Perché soltanto così diventa possibile far vivere la democrazia attivando quella continua ricerca delle verità, con la v minuscola, che la filosofia liberale promuove, aziona, alimenta. Il Potere, invece, ha bisogno delle menzogne per affermarsi, per sopravvivere, per restare al Potere. Quando le menzogne non bastano più, il Potere illiberale e anti-democratico ricorre al sotterfugio, all'oscurantismo, all'annullamento del dialogo, alla chiusura ermetica nei confronti della diversità, delle idee altrui, della conoscenza. Perché se non si è conosciuti, non si può nemmeno essere valutati né giudicati, nemmeno per correggere i propri errori. Restano ignoti finanche gli errori. E se non si conoscono gli sbagli non si può migliorare. Ma non basta: tra le menzogne e le verità, in mezzo, ci sono anche le omissioni, ci sono i comportamenti omertosi, c'è la mancanza di conoscenza. È l'ignoranza del Potere partitocratico. Servirebbe allora, un grande dibattito in questo nostro Paese. Una discussione sullo stato delle carceri, sulla sofferenza della comunità penitenziaria, sull'intero sistema della giustizia. Altrimenti, in queste condizioni, qualsiasi riforma rischierebbe di trasformarsi nell'ennesima controriforma.

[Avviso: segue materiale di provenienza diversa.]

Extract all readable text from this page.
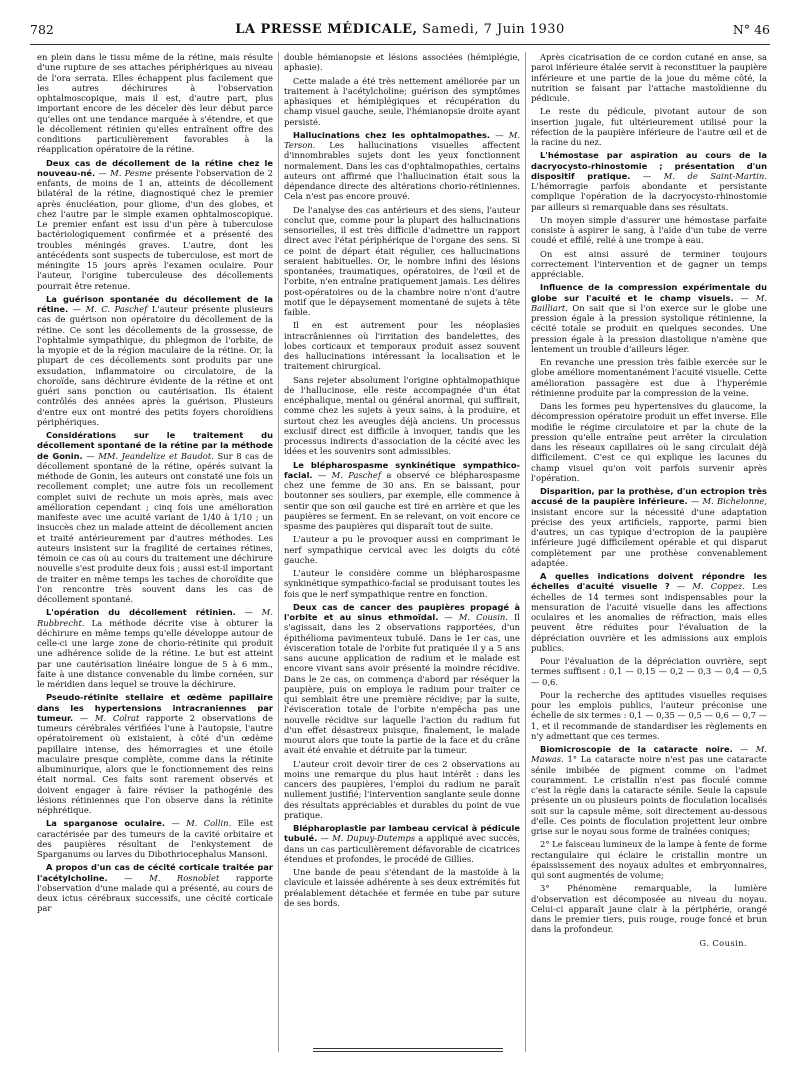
782	LA PRESSE MÉDICALE, Samedi, 7 Juin 1930	N° 46

en plein dans le tissu même de la rétine, mais résulte d'une rupture de ses attaches périphériques au niveau de l'ora serrata. Elles échappent plus facilement que les autres déchirures à l'observation ophtalmoscopique, mais il est, d'autre part, plus important encore de les déceler dès leur début parce qu'elles ont une tendance marquée à s'étendre, et que le décollement rétinien qu'elles entraînent offre des conditions particulièrement favorables à la réapplication opératoire de la rétine.

Deux cas de décollement de la rétine chez le nouveau-né. — M. Pesme présente l'observation de 2 enfants, de moins de 1 an, atteints de décollement bilatéral de la rétine, diagnostiqué chez le premier après énucléation, pour gliome, d'un des globes, et chez l'autre par le simple examen ophtalmoscopique. Le premier enfant est issu d'un père à tuberculose bactériologiquement confirmée et a présenté des troubles méningés graves. L'autre, dont les antécédents sont suspects de tuberculose, est mort de méningite 15 jours après l'examen oculaire. Pour l'auteur, l'origine tuberculeuse des décollements pourrait être retenue.

La guérison spontanée du décollement de la rétine. — M. C. Paschef L'auteur présente plusieurs cas de guérison non opératoire du décollement de la rétine. Ce sont les décollements de la grossesse, de l'ophtalmie sympathique, du phlegmon de l'orbite, de la myopie et de la région maculaire de la rétine. Or, la plupart de ces décollements sont produits par une exsudation, inflammatoire ou circulatoire, de la choroïde, sans déchirure évidente de la rétine et ont guéri sans ponction ou cautérisation. Ils étaient contrôlés des années après la guérison. Plusieurs d'entre eux ont montré des petits foyers choroïdiens périphériques.

Considérations sur le traitement du décollement spontané de la rétine par la méthode de Gonin. — MM. Jeandelize et Baudot. Sur 8 cas de décollement spontané de la rétine, opérés suivant la méthode de Gonin, les auteurs ont constaté une fois un recollement complet; une autre fois un recollement complet suivi de rechute un mois après, mais avec amélioration cependant ; cinq fois une amélioration manifeste avec une acuité variant de 1/40 à 1/10 ; un insuccès chez un malade atteint de décollement ancien et traité antérieurement par d'autres méthodes. Les auteurs insistent sur la fragilité de certaines rétines, témoin ce cas où au cours du traitement une déchirure nouvelle s'est produite deux fois ; aussi est-il important de traiter en même temps les taches de choroïdite que l'on rencontre très souvent dans les cas de décollement spontané.

L'opération du décollement rétinien. — M. Rubbrecht. La méthode décrite vise à obturer la déchirure en même temps qu'elle développe autour de celle-ci une large zone de chorio-rétinite qui produit une adhérence solide de la rétine. Le but est atteint par une cautérisation linéaire longue de 5 à 6 mm., faite à une distance convenable du limbe cornéen, sur le méridien dans lequel se trouve la déchirure.

Pseudo-rétinite stellaire et œdème papillaire dans les hypertensions intracraniennes par tumeur. — M. Colrat rapporte 2 observations de tumeurs cérébrales vérifiées l'une à l'autopsie, l'autre opératoirement où existaient, à côté d'un œdème papillaire intense, des hémorragies et une étoile maculaire presque complète, comme dans la rétinite albuminurique, alors que le fonctionnement des reins était normal. Ces faits sont rarement observés et doivent engager à faire réviser la pathogénie des lésions rétiniennes que l'on observe dans la rétinite néphrétique.

La sparganose oculaire. — M. Collin. Elle est caractérisée par des tumeurs de la cavité orbitaire et des paupières résultant de l'enkystement de Sparganums ou larves du Dibothriocephalus Mansoni.

A propos d'un cas de cécité corticale traitée par l'acétylcholine. — M. Rosnoblet rapporte l'observation d'une malade qui a présenté, au cours de deux ictus cérébraux successifs, une cécité corticale par

double hémianopsie et lésions associées (hémiplégie, aphasie).

Cette malade a été très nettement améliorée par un traitement à l'acétylcholine; guérison des symptômes aphasiques et hémiplégiques et récupération du champ visuel gauche, seule, l'hémianopsie droite ayant persisté.

Hallucinations chez les ophtalmopathes. — M. Terson. Les hallucinations visuelles affectent d'innombrables sujets dont les yeux fonctionnent normalement. Dans les cas d'ophtalmopathies, certains auteurs ont affirmé que l'hallucination était sous la dépendance directe des altérations chorio-rétiniennes. Cela n'est pas encore prouvé.

De l'analyse des cas antérieurs et des siens, l'auteur conclut que, comme pour la plupart des hallucinations sensorielles, il est très difficile d'admettre un rapport direct avec l'état périphérique de l'organe des sens. Si ce point de départ était régulier, ces hallucinations seraient habituelles. Or, le nombre infini des lésions spontanées, traumatiques, opératoires, de l'œil et de l'orbite, n'en entraîne pratiquement jamais. Les délires post-opératoires ou de la chambre noire n'ont d'autre motif que le dépaysement momentané de sujets à tête faible.

Il en est autrement pour les néoplasies intracrâniennes où l'irritation des bandelettes, des lobes corticaux et temporaux produit assez souvent des hallucinations intéressant la localisation et le traitement chirurgical.

Sans rejeter absolument l'origine ophtalmopathique de l'hallucinose, elle reste accompagnée d'un état encéphalique, mental ou général anormal, qui suffirait, comme chez les sujets à yeux sains, à la produire, et surtout chez les aveugles déjà anciens. Un processus exclusif direct est difficile à invoquer, tandis que les processus indirects d'association de la cécité avec les idées et les souvenirs sont admissibles.

Le blépharospasme synkinétique sympathico-facial. — M. Paschef a observé ce blépharospasme chez une femme de 30 ans. En se baissant, pour boutonner ses souliers, par exemple, elle commence à sentir que son œil gauche est tiré en arrière et que les paupières se ferment. En se relevant, on voit encore ce spasme des paupières qui disparaît tout de suite.

L'auteur a pu le provoquer aussi en comprimant le nerf sympathique cervical avec les doigts du côté gauche.

L'auteur le considère comme un blépharospasme synkinétique sympathico-facial se produisant toutes les fois que le nerf sympathique rentre en fonction.

Deux cas de cancer des paupières propagé à l'orbite et au sinus ethmoïdal. — M. Cousin. Il s'agissait, dans les 2 observations rapportées, d'un épithélioma pavimenteux tubulé. Dans le 1er cas, une évisceration totale de l'orbite fut pratiquée il y a 5 ans sans aucune application de radium et le malade est encore vivant sans avoir présenté la moindre récidive. Dans le 2e cas, on commença d'abord par réséquer la paupière, puis on employa le radium pour traiter ce qui semblait être une première récidive; par la suite, l'évisceration totale de l'orbite n'empêcha pas une nouvelle récidive sur laquelle l'action du radium fut d'un effet désastreux puisque, finalement, le malade mourut alors que toute la partie de la face et du crâne avait été envahie et détruite par la tumeur.

L'auteur croit devoir tirer de ces 2 observations au moins une remarque du plus haut intérêt : dans les cancers des paupières, l'emploi du radium ne paraît nullement justifié; l'intervention sanglante seule donne des résultats appréciables et durables du point de vue pratique.

Blépharoplastie par lambeau cervical à pédicule tubulé. — M. Dupuy-Dutemps a appliqué avec succès, dans un cas particulièrement défavorable de cicatrices étendues et profondes, le procédé de Gillies.

Une bande de peau s'étendant de la mastoïde à la clavicule et laissée adhérente à ses deux extrémités fut préalablement détachée et fermée en tube par suture de ses bords.

Après cicatrisation de ce cordon cutané en anse, sa paroi inférieure étalée servit à reconstituer la paupière inférieure et une partie de la joue du même côté, la nutrition se faisant par l'attache mastoïdienne du pédicule.

Le reste du pédicule, pivotant autour de son insertion jugale, fut ultérieurement utilisé pour la réfection de la paupière inférieure de l'autre œil et de la racine du nez.

L'hémostase par aspiration au cours de la dacryocysto-rhinostomie ; présentation d'un dispositif pratique. — M. de Saint-Martin. L'hémorragie parfois abondante et persistante complique l'opération de la dacryocysto-rhinostomie par ailleurs si remarquable dans ses résultats.

Un moyen simple d'assurer une hémostase parfaite consiste à aspirer le sang, à l'aide d'un tube de verre coudé et effilé, relié à une trompe à eau.

On est ainsi assuré de terminer toujours correctement l'intervention et de gagner un temps appréciable.

Influence de la compression expérimentale du globe sur l'acuité et le champ visuels. — M. Bailliart. On sait que si l'on exerce sur le globe une pression égale à la pression systolique rétinienne, la cécité totale se produit en quelques secondes. Une pression égale à la pression diastolique n'amène que lentement un trouble d'ailleurs léger.

En revanche une pression très faible exercée sur le globe améliore momentanément l'acuité visuelle. Cette amélioration passagère est due à l'hyperémie rétinienne produite par la compression de la veine.

Dans les formes peu hypertensives du glaucome, la décompression opératoire produit un effet inverse. Elle modifie le régime circulatoire et par la chute de la pression qu'elle entraîne peut arrêter la circulation dans les réseaux capillaires où le sang circulait déjà difficilement. C'est ce qui explique les lacunes du champ visuel qu'on voit parfois survenir après l'opération.

Disparition, par la prothèse, d'un ectropion très accusé de la paupière inférieure. — M. Bichelonne, insistant encore sur la nécessité d'une adaptation précise des yeux artificiels, rapporte, parmi bien d'autres, un cas typique d'ectropion de la paupière inférieure jugé difficilement opérable et qui disparut complètement par une prothèse convenablement adaptée.

A quelles indications doivent répondre les échelles d'acuité visuelle ? — M. Coppez. Les échelles de 14 termes sont indispensables pour la mensuration de l'acuité visuelle dans les affections oculaires et les anomalies de réfraction, mais elles peuvent être réduites pour l'évaluation de la dépréciation ouvrière et les admissions aux emplois publics.

Pour l'évaluation de la dépréciation ouvrière, sept termes suffisent : 0,1 — 0,15 — 0,2 — 0,3 — 0,4 — 0,5 — 0,6.

Pour la recherche des aptitudes visuelles requises pour les emplois publics, l'auteur préconise une échelle de six termes : 0,1 — 0,35 — 0,5 — 0,6 — 0,7 — 1, et il recommande de standardiser les règlements en n'y admettant que ces termes.

Biomicroscopie de la cataracte noire. — M. Mawas. 1° La cataracte noire n'est pas une cataracte sénile imbibée de pigment comme on l'admet couramment. Le cristallin n'est pas floculé comme c'est la règle dans la cataracte sénile. Seule la capsule présente un ou plusieurs points de floculation localisés soit sur la capsule même, soit directement au-dessous d'elle. Ces points de floculation projettent leur ombre grise sur le noyau sous forme de traînées coniques;

2° Le faisceau lumineux de la lampe à fente de forme rectangulaire qui éclaire le cristallin montre un épaississement des noyaux adultes et embryonnaires, qui sont augmentés de volume;

3° Phénomène remarquable, la lumière d'observation est décomposée au niveau du noyau. Celui-ci apparaît jaune clair à la périphérie, orangé dans le premier tiers, puis rouge, rouge foncé et brun dans la profondeur.

G. Cousin.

Ma c'è qualcosa di peggio della menzogna, c'è qualcosa di peggio dell'omertà, c'è qualcosa di peggio delle omissioni, in fondo al tunnel buio della partitocrazia al Potere c'è l'auto-inganno.

Quando, cioè, dopo tante bugie e falsità, si finisce con l'ingannare se stessi. Può capitare a chiunque, a tutti.

Può capitare ai cittadini, alle persone oneste, a chi è in buona fede, ma può capitare anche a una intera classe dirigente e partitocratica. È quel che capita oggi. In tali casi, cosa può accadere? Servirebbe un dibattito anche su questo.